WhatsApp is useful for staying in touch with people back home, wherever they may be in the world, as well as keeping in touch with people you meet along the road. Most travellers use WhatsApp as a common way to keep in touch with people from around the world, since it’s the one used by a variety of countries globally.
If you’re going to be in one country for a long time, it’s also wise to look up what chat app is popular there, e.g Kakao Talk for South Korea, Line for Japan, WeChat for China. It’s worth downloading these apps before you go since you’ll be prepared for when someone asks for your details!
Bonus Apps I Use While Traveling
Something a lot of people might not think of (unless you’re going to China), a VPN can be a lifesaver of an app, especially if you get homesick easily or if you’re travelling for a long time.
A VPN is simply an app that changes your IP address so it looks like you’re surfing the net from a different country. This means you can be in the UK and watch US Netflix or you can be in Mexico and use google.fr etc.
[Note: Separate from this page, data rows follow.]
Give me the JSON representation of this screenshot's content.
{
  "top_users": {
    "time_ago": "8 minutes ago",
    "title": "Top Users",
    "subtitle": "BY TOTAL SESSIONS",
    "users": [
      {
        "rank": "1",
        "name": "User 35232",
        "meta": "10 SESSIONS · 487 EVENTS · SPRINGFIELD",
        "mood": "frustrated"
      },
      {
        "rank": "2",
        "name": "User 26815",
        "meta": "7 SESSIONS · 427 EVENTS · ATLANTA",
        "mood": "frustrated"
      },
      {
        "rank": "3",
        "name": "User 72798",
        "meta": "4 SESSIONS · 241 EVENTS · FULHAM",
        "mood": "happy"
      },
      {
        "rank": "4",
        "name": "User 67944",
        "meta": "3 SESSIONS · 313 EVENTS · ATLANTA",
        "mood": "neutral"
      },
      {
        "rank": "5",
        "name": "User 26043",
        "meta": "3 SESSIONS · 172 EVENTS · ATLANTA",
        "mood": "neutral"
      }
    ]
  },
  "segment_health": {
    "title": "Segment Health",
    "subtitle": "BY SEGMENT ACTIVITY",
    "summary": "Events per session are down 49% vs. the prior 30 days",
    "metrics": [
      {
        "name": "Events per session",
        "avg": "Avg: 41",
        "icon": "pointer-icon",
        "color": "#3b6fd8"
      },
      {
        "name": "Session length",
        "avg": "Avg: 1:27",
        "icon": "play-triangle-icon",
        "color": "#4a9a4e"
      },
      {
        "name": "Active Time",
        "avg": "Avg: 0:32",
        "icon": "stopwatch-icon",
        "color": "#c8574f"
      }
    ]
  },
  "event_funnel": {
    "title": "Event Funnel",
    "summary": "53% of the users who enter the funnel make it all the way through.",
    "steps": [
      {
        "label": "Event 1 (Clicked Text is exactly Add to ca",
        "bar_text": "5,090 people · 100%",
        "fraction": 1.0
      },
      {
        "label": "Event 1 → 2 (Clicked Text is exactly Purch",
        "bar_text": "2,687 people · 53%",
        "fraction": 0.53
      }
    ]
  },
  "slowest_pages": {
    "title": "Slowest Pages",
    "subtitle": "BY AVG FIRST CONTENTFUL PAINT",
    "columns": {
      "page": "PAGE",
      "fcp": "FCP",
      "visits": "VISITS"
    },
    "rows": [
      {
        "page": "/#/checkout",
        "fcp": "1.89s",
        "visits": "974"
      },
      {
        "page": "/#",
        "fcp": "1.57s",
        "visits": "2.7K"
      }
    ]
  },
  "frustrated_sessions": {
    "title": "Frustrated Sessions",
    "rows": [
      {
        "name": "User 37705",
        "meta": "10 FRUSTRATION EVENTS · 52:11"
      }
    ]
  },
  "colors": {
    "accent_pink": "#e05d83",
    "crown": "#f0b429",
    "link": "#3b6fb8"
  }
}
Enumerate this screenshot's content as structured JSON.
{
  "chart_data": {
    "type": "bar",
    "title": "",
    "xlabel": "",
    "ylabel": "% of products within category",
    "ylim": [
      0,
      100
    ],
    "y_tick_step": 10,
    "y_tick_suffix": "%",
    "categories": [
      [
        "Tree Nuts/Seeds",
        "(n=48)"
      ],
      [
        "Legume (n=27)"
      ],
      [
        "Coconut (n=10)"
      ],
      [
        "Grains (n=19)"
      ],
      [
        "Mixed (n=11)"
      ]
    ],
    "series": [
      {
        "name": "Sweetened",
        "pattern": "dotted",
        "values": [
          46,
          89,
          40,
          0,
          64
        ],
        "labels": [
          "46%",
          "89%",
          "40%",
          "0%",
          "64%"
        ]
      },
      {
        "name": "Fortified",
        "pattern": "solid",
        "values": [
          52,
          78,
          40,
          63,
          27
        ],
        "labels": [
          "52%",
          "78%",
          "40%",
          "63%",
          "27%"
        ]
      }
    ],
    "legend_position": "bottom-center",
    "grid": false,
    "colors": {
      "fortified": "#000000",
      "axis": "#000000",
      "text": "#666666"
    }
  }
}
If you’re travelling to China, a VPN is an absolute must if you want to use any normal people internet services such as Google or Facebook. These are all blocked in China and you’ll need to download a VPN BEFORE you get to China. VPNs are not strictly legal and it is very difficult to download a VPN whilst in China.
A VPN is also useful when travelling and using various WiFi’s around the world as it helps to secure your connection and protect your privacy.
There are many VPNs to choose from, free or paid.
Been, or any of the other apps like it, is a lovely little way to keep track of where you have been. You can plug in which countries you’ve visited and it will keep the record and tell you how much percentage of the world you’ve travelled to.
And how much you have left to explore!
Best Travel Apps – Final Thoughts
This is not an exhaustive list of all the travel apps you’ll ever need. I also have not tried and tested all the travel apps out there for offer. But this is a key selection of those travel apps that I have used for years and still use to this day. And they’re certainly apps I know I couldn’t travel without now!
What is your list of best travel apps that you simply can not live without? Let me know in the comments!